Does it make any sense, to limit database read-access to a bunch of views?
The views could be versionable etc. We could add fields, but never change / remove them.
We would guarantee each view remains stable.
Underneath the views, we would have some basic set of tables, which can be changed / optimised etc. as long as the top level views remain the same.
Is this a common approach?
(Unsure how to keep updates / inserts stable, but that’s another story…)
If you have specific requirements why you need this done sure why not. You can handle updates/insert/deletes either via updatble views if your schema meets the limitations imposed or via triggers (in PostgreSQL). In general having db as external API is not a very good approach.
ah, of course updateable views! recently I was doing funky things with a view, which meant I lost the updateability - but in general, you are totally right!
I suppose my idea was not to have the views as an external API, but more akin to an internal, reliable API for the backend…

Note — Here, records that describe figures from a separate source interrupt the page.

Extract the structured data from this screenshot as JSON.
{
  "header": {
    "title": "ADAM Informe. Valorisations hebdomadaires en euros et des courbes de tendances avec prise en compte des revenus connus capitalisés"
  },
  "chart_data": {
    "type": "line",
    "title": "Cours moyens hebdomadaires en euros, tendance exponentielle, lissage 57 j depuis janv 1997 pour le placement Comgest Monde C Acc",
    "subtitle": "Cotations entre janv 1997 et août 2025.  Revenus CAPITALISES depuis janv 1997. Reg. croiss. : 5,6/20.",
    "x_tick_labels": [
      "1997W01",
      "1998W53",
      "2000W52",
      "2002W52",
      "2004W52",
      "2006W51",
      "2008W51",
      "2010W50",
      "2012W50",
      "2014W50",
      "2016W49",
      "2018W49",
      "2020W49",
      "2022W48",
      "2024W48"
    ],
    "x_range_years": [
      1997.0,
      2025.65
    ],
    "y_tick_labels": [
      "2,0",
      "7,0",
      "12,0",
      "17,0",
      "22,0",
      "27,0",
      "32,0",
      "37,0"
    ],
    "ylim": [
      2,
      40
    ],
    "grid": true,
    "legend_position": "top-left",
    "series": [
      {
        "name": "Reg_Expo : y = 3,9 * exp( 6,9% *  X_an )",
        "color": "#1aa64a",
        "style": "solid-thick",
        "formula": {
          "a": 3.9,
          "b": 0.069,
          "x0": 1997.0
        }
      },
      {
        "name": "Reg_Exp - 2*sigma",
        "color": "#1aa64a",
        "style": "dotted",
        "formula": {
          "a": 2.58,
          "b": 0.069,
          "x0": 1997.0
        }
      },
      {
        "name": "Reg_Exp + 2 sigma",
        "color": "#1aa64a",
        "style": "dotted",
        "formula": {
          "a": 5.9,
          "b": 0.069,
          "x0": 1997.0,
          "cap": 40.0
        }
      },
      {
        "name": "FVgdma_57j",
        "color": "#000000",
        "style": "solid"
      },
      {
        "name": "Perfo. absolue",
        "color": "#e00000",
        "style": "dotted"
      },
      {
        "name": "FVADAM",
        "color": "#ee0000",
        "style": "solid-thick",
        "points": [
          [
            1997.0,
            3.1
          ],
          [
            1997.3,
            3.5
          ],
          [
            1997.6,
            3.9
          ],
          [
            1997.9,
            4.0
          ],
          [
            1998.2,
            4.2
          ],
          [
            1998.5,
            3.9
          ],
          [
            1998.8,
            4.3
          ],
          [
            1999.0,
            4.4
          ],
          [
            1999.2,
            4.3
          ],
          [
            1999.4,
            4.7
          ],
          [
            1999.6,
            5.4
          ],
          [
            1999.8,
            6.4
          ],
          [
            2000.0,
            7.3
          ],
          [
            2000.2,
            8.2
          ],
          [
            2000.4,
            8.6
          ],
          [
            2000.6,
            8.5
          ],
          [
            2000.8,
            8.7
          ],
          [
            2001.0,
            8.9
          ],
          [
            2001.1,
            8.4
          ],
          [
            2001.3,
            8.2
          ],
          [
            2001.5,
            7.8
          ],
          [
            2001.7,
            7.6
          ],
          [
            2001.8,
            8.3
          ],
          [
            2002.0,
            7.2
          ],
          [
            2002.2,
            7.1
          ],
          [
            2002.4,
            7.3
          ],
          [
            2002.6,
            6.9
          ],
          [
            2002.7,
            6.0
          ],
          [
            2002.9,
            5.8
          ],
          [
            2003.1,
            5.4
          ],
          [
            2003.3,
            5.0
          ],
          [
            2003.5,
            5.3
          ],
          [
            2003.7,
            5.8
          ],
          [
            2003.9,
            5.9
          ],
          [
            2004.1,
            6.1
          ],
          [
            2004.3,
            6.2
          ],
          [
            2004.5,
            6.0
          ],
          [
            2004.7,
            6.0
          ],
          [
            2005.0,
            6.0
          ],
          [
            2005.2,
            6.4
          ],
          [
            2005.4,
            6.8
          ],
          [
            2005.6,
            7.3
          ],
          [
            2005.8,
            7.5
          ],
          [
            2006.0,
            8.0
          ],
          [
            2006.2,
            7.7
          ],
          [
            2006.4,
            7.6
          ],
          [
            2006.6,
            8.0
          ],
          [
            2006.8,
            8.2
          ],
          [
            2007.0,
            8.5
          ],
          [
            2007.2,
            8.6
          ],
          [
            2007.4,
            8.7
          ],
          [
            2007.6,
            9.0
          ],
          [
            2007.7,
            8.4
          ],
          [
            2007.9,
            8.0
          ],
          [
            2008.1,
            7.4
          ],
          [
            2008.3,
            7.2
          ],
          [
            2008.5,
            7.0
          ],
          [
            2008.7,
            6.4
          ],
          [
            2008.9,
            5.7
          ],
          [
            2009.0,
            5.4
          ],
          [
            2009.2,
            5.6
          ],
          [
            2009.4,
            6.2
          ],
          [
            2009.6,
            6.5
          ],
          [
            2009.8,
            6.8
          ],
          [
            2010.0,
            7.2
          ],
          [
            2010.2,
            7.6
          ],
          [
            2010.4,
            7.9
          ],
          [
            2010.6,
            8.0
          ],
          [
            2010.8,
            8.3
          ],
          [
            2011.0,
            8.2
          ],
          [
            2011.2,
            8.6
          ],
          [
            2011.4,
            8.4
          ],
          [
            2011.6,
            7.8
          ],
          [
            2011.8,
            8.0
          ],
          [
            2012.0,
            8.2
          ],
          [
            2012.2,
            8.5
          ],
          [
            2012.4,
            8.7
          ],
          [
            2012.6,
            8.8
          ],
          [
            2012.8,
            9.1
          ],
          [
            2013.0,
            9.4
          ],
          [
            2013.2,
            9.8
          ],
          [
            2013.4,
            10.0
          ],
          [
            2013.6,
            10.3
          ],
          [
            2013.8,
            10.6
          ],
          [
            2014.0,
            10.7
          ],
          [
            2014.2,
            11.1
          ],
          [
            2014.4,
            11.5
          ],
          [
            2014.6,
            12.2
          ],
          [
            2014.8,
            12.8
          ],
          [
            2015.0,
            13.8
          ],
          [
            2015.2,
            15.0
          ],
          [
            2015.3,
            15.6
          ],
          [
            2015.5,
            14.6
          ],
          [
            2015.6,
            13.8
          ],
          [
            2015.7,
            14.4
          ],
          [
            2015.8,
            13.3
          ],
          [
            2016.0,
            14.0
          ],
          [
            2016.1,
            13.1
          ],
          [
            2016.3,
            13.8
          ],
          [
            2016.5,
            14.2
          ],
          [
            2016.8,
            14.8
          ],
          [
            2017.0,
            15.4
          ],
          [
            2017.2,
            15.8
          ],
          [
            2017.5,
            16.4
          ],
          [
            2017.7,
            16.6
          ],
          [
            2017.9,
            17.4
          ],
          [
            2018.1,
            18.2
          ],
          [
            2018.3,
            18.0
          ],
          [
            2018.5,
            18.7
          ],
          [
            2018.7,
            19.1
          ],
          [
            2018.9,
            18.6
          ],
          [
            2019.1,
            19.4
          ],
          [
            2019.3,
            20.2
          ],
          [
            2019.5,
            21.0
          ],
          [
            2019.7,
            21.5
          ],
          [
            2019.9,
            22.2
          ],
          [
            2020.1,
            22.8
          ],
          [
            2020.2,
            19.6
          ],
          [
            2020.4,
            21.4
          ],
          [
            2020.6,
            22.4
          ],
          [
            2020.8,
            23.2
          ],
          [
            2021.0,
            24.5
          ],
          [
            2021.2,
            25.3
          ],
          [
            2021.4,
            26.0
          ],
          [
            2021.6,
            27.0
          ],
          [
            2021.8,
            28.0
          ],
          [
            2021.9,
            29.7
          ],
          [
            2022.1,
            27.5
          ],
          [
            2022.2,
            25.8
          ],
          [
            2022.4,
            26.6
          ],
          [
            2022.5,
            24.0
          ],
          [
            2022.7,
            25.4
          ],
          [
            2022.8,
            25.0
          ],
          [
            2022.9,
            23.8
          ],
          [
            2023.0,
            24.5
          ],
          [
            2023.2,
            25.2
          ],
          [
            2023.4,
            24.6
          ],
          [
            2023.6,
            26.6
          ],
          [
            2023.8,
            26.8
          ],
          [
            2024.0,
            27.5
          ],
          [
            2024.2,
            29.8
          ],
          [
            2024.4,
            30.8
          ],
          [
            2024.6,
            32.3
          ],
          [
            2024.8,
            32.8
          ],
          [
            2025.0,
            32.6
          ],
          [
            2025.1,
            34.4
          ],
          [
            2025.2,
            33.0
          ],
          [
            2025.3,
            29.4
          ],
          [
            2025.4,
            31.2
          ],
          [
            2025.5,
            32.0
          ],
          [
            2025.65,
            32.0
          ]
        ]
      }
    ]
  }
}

That works but I think more used by teams where DBAs are a separate function. If you want to make this really tight a good approach is have you App user only have execute permissions on stored procedures and encapsulate all the db access logic there this has security benefits and provides a flexible stable interface decoupled from your schema.

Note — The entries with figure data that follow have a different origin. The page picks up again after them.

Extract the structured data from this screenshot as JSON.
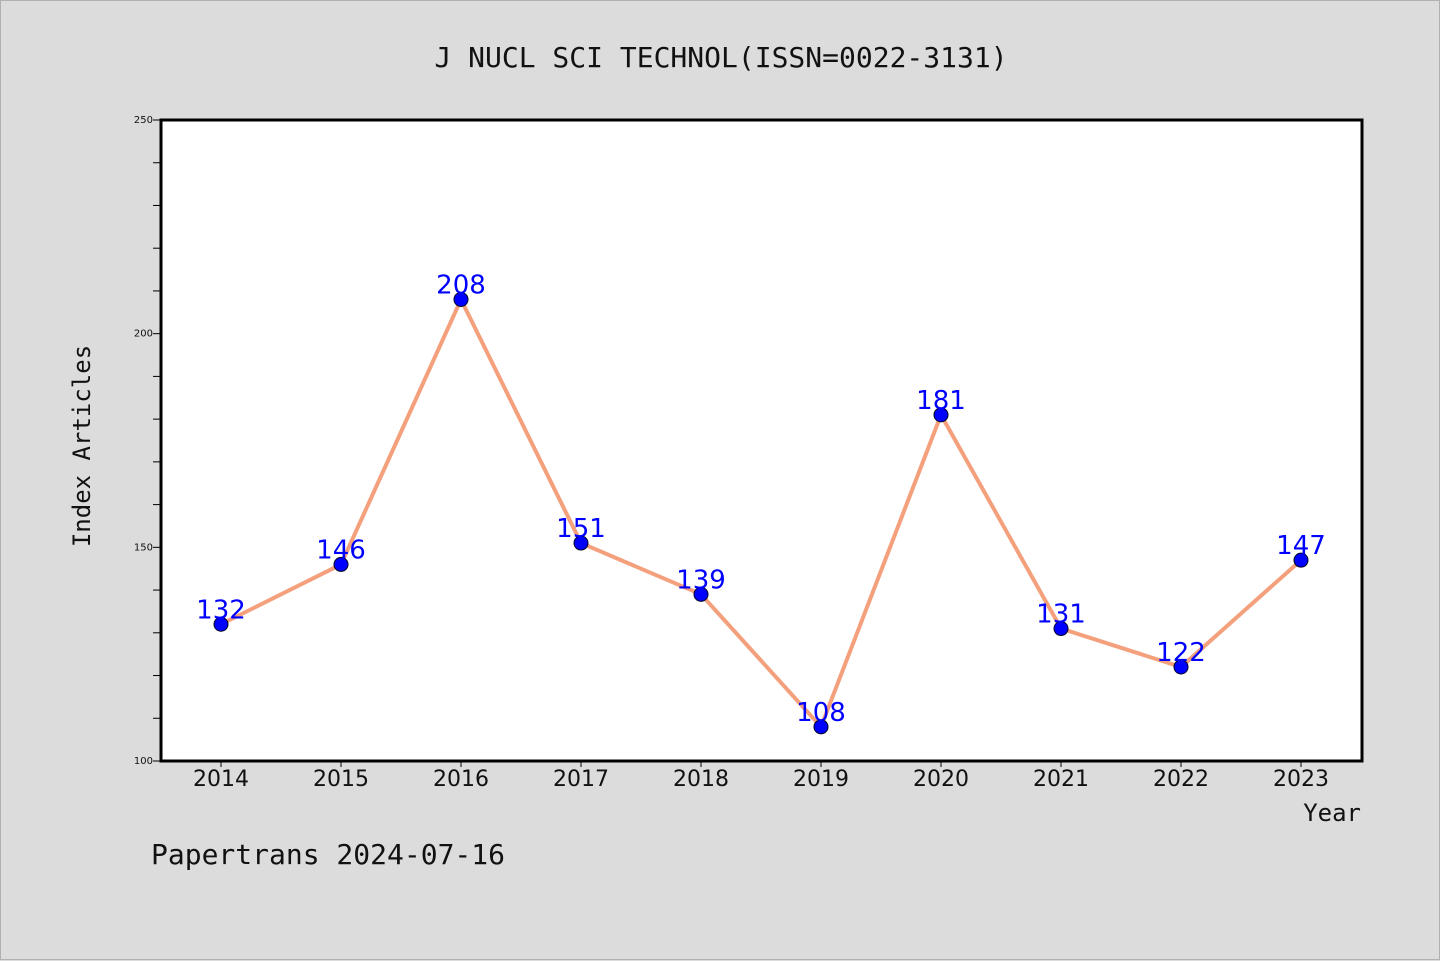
{
  "chart_data": {
    "type": "line",
    "title": "J NUCL SCI TECHNOL(ISSN=0022-3131)",
    "xlabel": "Year",
    "ylabel": "Index Articles",
    "categories": [
      "2014",
      "2015",
      "2016",
      "2017",
      "2018",
      "2019",
      "2020",
      "2021",
      "2022",
      "2023"
    ],
    "values": [
      132,
      146,
      208,
      151,
      139,
      108,
      181,
      131,
      122,
      147
    ],
    "ylim": [
      100,
      250
    ],
    "yticks": [
      "100",
      "150",
      "200",
      "250"
    ],
    "grid": false,
    "line_color": "#f4a07c",
    "marker_color": "#0000ff",
    "label_color": "#0000ff"
  },
  "footer": {
    "text": "Papertrans 2024-07-16"
  }
}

I suppose making DB ‘APIs’ explicit cannot hurt (too much)…
We did this approach for a while and having to upgrade the views in a migration when things changed was untenable. It was a lot of noise for little gain. We instead override
Ecto's from and have it select only the relevant schema fields in the base query function, and do select_merges for derived fields, but you get into weird issues there with the association filtering (especially in Ecto 3) and preloads also needing the same info. It can be worked around, but you have to engineer it, you don’t get as much from Ecto for free as I would prefer there. But it IS doable. We maintain _v1, _v2, etc versions of our resources which are discrete resources, and you also need to collect these versions, and also variants (admin are users where is_admin = true, type thing), because when you say you relate to users, you often want users of all kinds, and manually updating all the places where it was referencing _vN is onerous. That puts you into compiler deadlock territory though, so you have to work around THAT problem. It’s doable, but you start getting into DSL building at this point, to tame all of this complexity which is a very far place from where you started. But you can do it.
I can see this approach being used really well with a database that has very sensitive data in it. When I was working with some health data, security and privacy had a close eye around the database calls and I think this approach actually would have helped ensure smooth interaction between developers and security and privacy.
So I’m plus one on this, but only if you absolutely need it due to the nature of the data. If anyone executes a non-view specific query, you can easily raise red flag. You can also instill company practices with data and make an easy to manage DB call list just by the views.
This is a very odd way to use a database, but yeah if the nature of the app requires it, you use it. If you’re not aiming to be compliant with anything or your just being clever for the sake of it, it seems silly to me. To a security and privacy officer, this could be powerful, but I cannot think of anything else.